Sir Graham Brady chair of Tory MPs organizing group, known as the 1922 committee, visited the prime minister in Downing Street on Wednesday night and Thursday morning to underline he had lost the confidence of his party and it was time to go.
Johnson’s government had been in crisis mode for months.
A string of revelations, first about coronavirus lockdown-busting parties attended by key figures at the top of British politics, including Johnson himself, and later concerning the government’s poor handling of successive allegations of abusive behavior by Conservative MPs, shook Johnson’s grip on power.
Just hours before it emerged he was quitting, Johnson had defiantly vowed to fight on, telling MPs in the House of Commons that he had “a colossal mandate” from voters and wanted “to keep going.”
Ghani, vice-chair of the 1922 Committee, which oversees Tory leadership elections, said colleagues had run out of patience “because of issues around honesty, integrity, trust and respect had been trashed for them.”
Johnson’s announcement has set off the starting gun for a Conservative Party leadership contest to replace him. 
Liz Truss, the foreign secretary and widely tipped as a leadership contender, cut short her trip to a G20 meeting in Indonesia to return to the U.K. and is expected to make a statement on Thursday.

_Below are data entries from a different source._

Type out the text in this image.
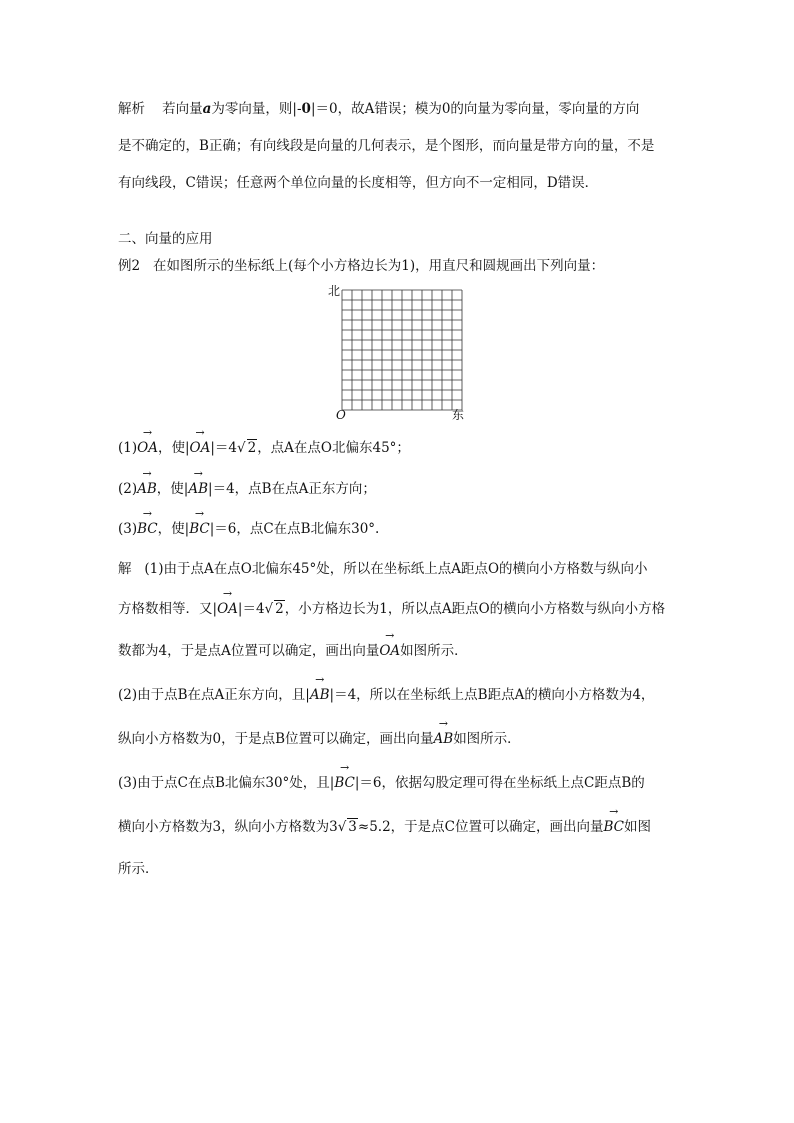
解析 若向量a为零向量，则|-0|＝0，故A错误；模为0的向量为零向量，零向量的方向
是不确定的，B正确；有向线段是向量的几何表示，是个图形，而向量是带方向的量，不是
有向线段，C错误；任意两个单位向量的长度相等，但方向不一定相同，D错误．
二、向量的应用
例2 在如图所示的坐标纸上(每个小方格边长为1)，用直尺和圆规画出下列向量：
北
O	东
(1)→ OA，使|→ OA|＝4√ 2，点A在点O北偏东45°；
(2)→ AB，使|→ AB|＝4，点B在点A正东方向；
(3)→ BC，使|→ BC|＝6，点C在点B北偏东30°.
解 (1)由于点A在点O北偏东45°处，所以在坐标纸上点A距点O的横向小方格数与纵向小
方格数相等．又|→ OA|＝4√ 2，小方格边长为1，所以点A距点O的横向小方格数与纵向小方格
数都为4，于是点A位置可以确定，画出向量→ OA如图所示．
(2)由于点B在点A正东方向，且|→ AB|＝4，所以在坐标纸上点B距点A的横向小方格数为4，
纵向小方格数为0，于是点B位置可以确定，画出向量→ AB如图所示．
(3)由于点C在点B北偏东30°处，且|→ BC|＝6，依据勾股定理可得在坐标纸上点C距点B的
横向小方格数为3，纵向小方格数为3√ 3≈5.2，于是点C位置可以确定，画出向量→ BC如图
所示．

Suella Braverman, the attorney general, announced Wednesday night that she would stand, though she did not resign from the government. Steve Baker, a former Brexit minister and influential backbencher, told Times Radio he was “taking seriously” requests from his party to throw his hat into the ring. 
A YouGov snap poll of 716 Conservative party members found Defense Secretary Ben Wallace is the current favorite, with 13 percent of those asked backing him to take over as prime minister. A minister in the trade department, Penny Mordaunt, came in second with 12 percent, former Chancellor Rishi Sunak third with 10 percent and Truss on 8 percent. MPs will narrow the field down to two candidates who will then face a runoff vote by the wider party membership.
Keir Starmer, the Labour leader, said: “It is good news for the country that Boris Johnson has resigned as prime minister. But it should have happened long ago. He was always unfit for office. He has been responsible for lies, scandal and fraud on an industrial scale.”